The Longest Name - an advent prayer
Updated: Dec 20, 2019
What’s the longest name in the Bible?
No, this isn’t a joke from a cracker – like the old chestnut that goes: “Who’s the shortest man in the Bible? Knee-high-miah” – it’s a serious question.
If you’re on top of your Scripture trivia you may answer, “Maher-shalal-hash-baz” (Isaiah 8:1). And you might be right. Certainly, many people say that’s the longest name (and word) in the Bible. The name of one of Isaiah’s sons, it means something like, “The spoil speeds, the prey hastens”. Like another son of Isaiah named Shear-jashub (Isaiah 7:3), meaning “a remnant shall return”, this boy's name was laden with prophetic significance. In just a few years’ time, Assyria, hastening to take the spoil, would sweep down from the north, taking the people of Israel into exile. But before God affirmed that in the naming of this baby, He had assured Isaiah through his older son’s name that a remnant would survive.
We may not be facing an Assyrian invasion, but rapid cultural changes and deep political divisions across our nations may leave us fearful for the future. But before you (re)name your child “Leaving looms, the union crumbles” or “Remainers moan, democracy dies”, take heed of the meaning of Shear-jashub. God is sovereign and the gospel will prevail. Whatever happens on the world stage, the Lord’s promises will stand. Shouldn’t that put all of our political hopes and fears into perspective?
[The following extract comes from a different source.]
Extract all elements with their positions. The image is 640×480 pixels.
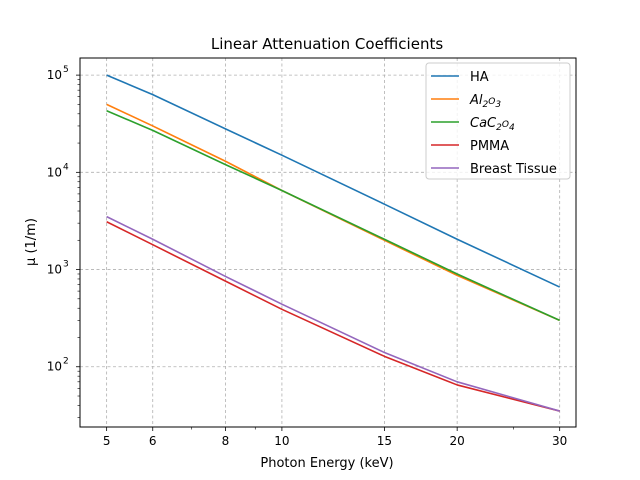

But, ‘Baz’ may not have the longest name in the Bible after all. Take a closer look at a verse that’s familiar at this time of year – Isaiah 9:6. In our English translations the name reads as four titles separated by commas, but it could be written like this: Pele-joez-el-gibbor-abi-ad-sar-shalom. And you thought Baz’s name was a mouthful! This last of four prophetic names in Isaiah 7-9 clearly refers to someone greater than either of Isaiah’s sons. As does the other name we haven’t mentioned yet - another Christmas favourite - Immanuel, meaning “God with us” (Isaiah 7:14).
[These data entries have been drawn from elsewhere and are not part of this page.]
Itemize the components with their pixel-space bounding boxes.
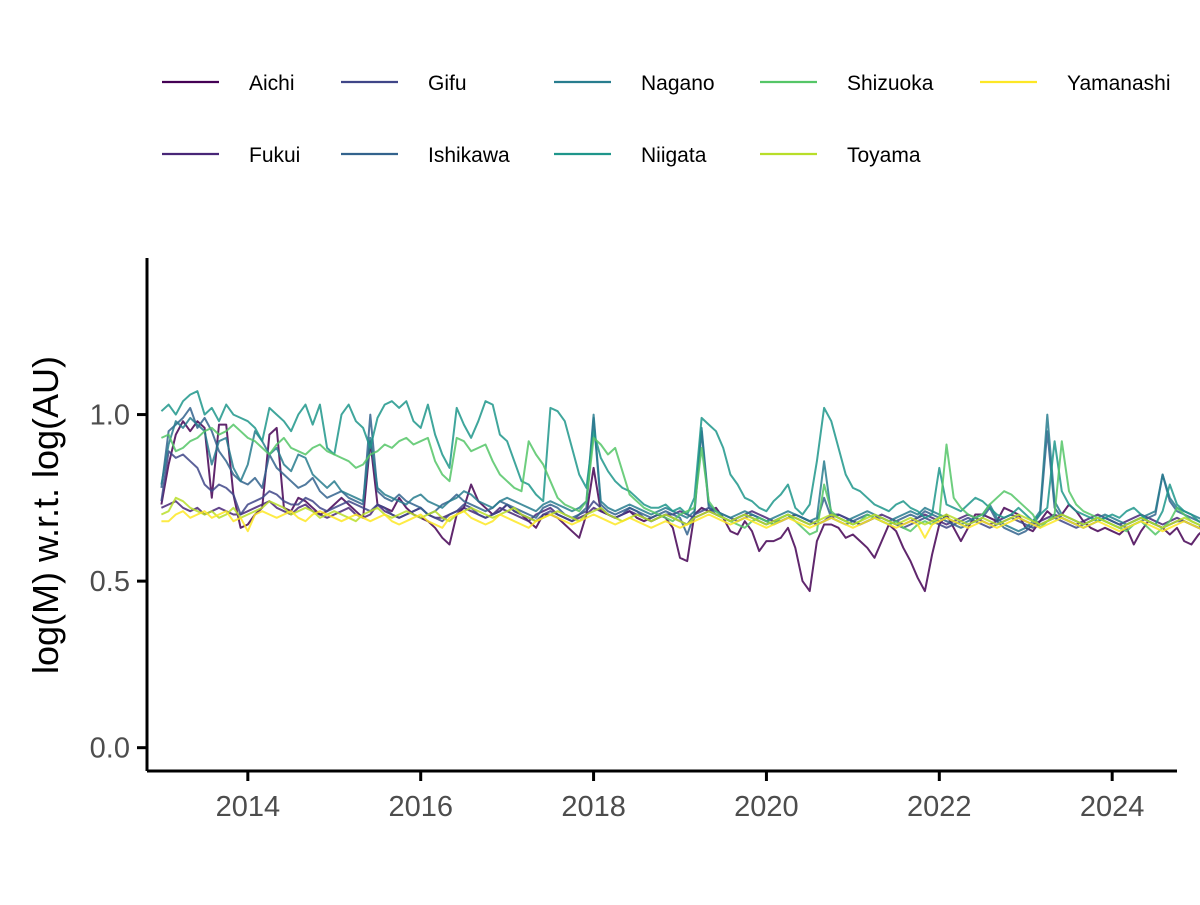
y-tick-label: 0.0 [90, 733, 130, 765]
y-axis-title: log(M) w.r.t. log(AU) [25, 356, 66, 674]
series-line-toyama [160, 496, 1200, 529]
legend-item-toyama: Toyama [760, 144, 921, 167]
y-axis-ticks: 0.0 0.5 1.0 [90, 400, 147, 765]
legend-item-aichi: Aichi [162, 72, 295, 95]
y-tick-label: 1.0 [90, 400, 130, 432]
series-line-niigata [160, 390, 1200, 526]
legend-item-niigata: Niigata [554, 144, 707, 167]
legend-label: Ishikawa [428, 144, 510, 167]
series-line-yamanashi [161, 510, 1200, 539]
x-tick-label: 2022 [907, 791, 972, 823]
legend-label: Gifu [428, 72, 467, 95]
legend-label: Yamanashi [1067, 72, 1171, 95]
legend-item-yamanashi: Yamanashi [980, 72, 1171, 95]
legend-item-ishikawa: Ishikawa [341, 144, 510, 167]
x-tick-label: 2018 [561, 791, 626, 823]
legend-item-shizuoka: Shizuoka [760, 72, 934, 95]
x-tick-label: 2020 [734, 791, 799, 823]
legend-item-nagano: Nagano [554, 72, 715, 95]
x-axis-ticks: 2014 2016 2018 2020 2022 2024 [216, 771, 1145, 823]
x-tick-label: 2016 [388, 791, 453, 823]
legend-item-fukui: Fukui [162, 144, 300, 167]
plot-area: 0.0 0.5 1.0 2014 2016 2018 2020 2022 2024 [90, 258, 1200, 823]
legend-label: Toyama [847, 144, 921, 167]
legend-label: Aichi [249, 72, 295, 95]
legend: Aichi Fukui Gifu Ishikawa Nagano Niigata Shizu… [162, 72, 1171, 167]
y-tick-label: 0.5 [90, 566, 130, 598]
x-tick-label: 2024 [1080, 791, 1145, 823]
series-line-shizuoka [160, 423, 1200, 536]
series-lines [160, 390, 1200, 593]
legend-item-gifu: Gifu [341, 72, 467, 95]
x-tick-label: 2014 [216, 791, 281, 823]
legend-label: Niigata [641, 144, 707, 167]
legend-label: Fukui [249, 144, 300, 167]
legend-label: Shizuoka [847, 72, 934, 95]
legend-label: Nagano [641, 72, 715, 95]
There’s some uncertainty as to whether a child born in Isaiah’s time fulfilled the ‘Immanuel’ and ‘Pele…’ prophecies in part, but the achievements prophesied for this child go way beyond anything in the history of Israel. With the benefit of Christian hindsight, we know they can only refer in their fullness to the Lord Jesus. He is Immanuel, God with us (Matthew 1:23). He is also ‘Pele-joez-el-gibbor-abi-ad-sar-shalom’. This longest name signifies much more than a tiny remnant clinging on while the world turns upside down. It inspires us to hope for wonderful things to come and breeds peace as we wait.
Advent and Christmas are often intensely busy for Christian leaders. Stretched between creating attractive programmes and caring for lonely people, we can forget what the longest name in the Bible tells us. So, I urge you just now to take a few moments and reflect.
Jesus is your Wonderful Counsellor. If you’re ever foolish or confused, take heart that all wisdom is found in Him and He guides us tenderly through that other Counsellor He promised, the Holy Spirit.
Jesus is the Mighty God or, as some translators suggest, Hero God? If you feel weak and weary, perhaps even about to go under, remember He came to your rescue and He holds you firm.
Jesus is the Everlasting Father. If you struggle with rejection and self-loathing, rest in the arms of the God who was revealed to be a faithful Father through the incarnation of His Son.
Jesus is the Prince of Peace. If your heart overflows with turmoil and tensions, hear Him speak the shalom of God, commanding the waters to ‘Be Still!’ and restoring your soul.
The team in Living Leadership will be praying that you, the shepherds of God’s people will find space over this season to be refreshed in the grace gift of God in Christ. So, let me close with a prayer for you:
God, our Everlasting Father, affirm us in your unfailing love.
Lord Jesus, our Prince of Peace, calm our troubled minds.
Holy Spirit, our Wonderful Counsellor, lead us into faithfulness.
Three in One, our Mighty God, enable us to endure unto the end.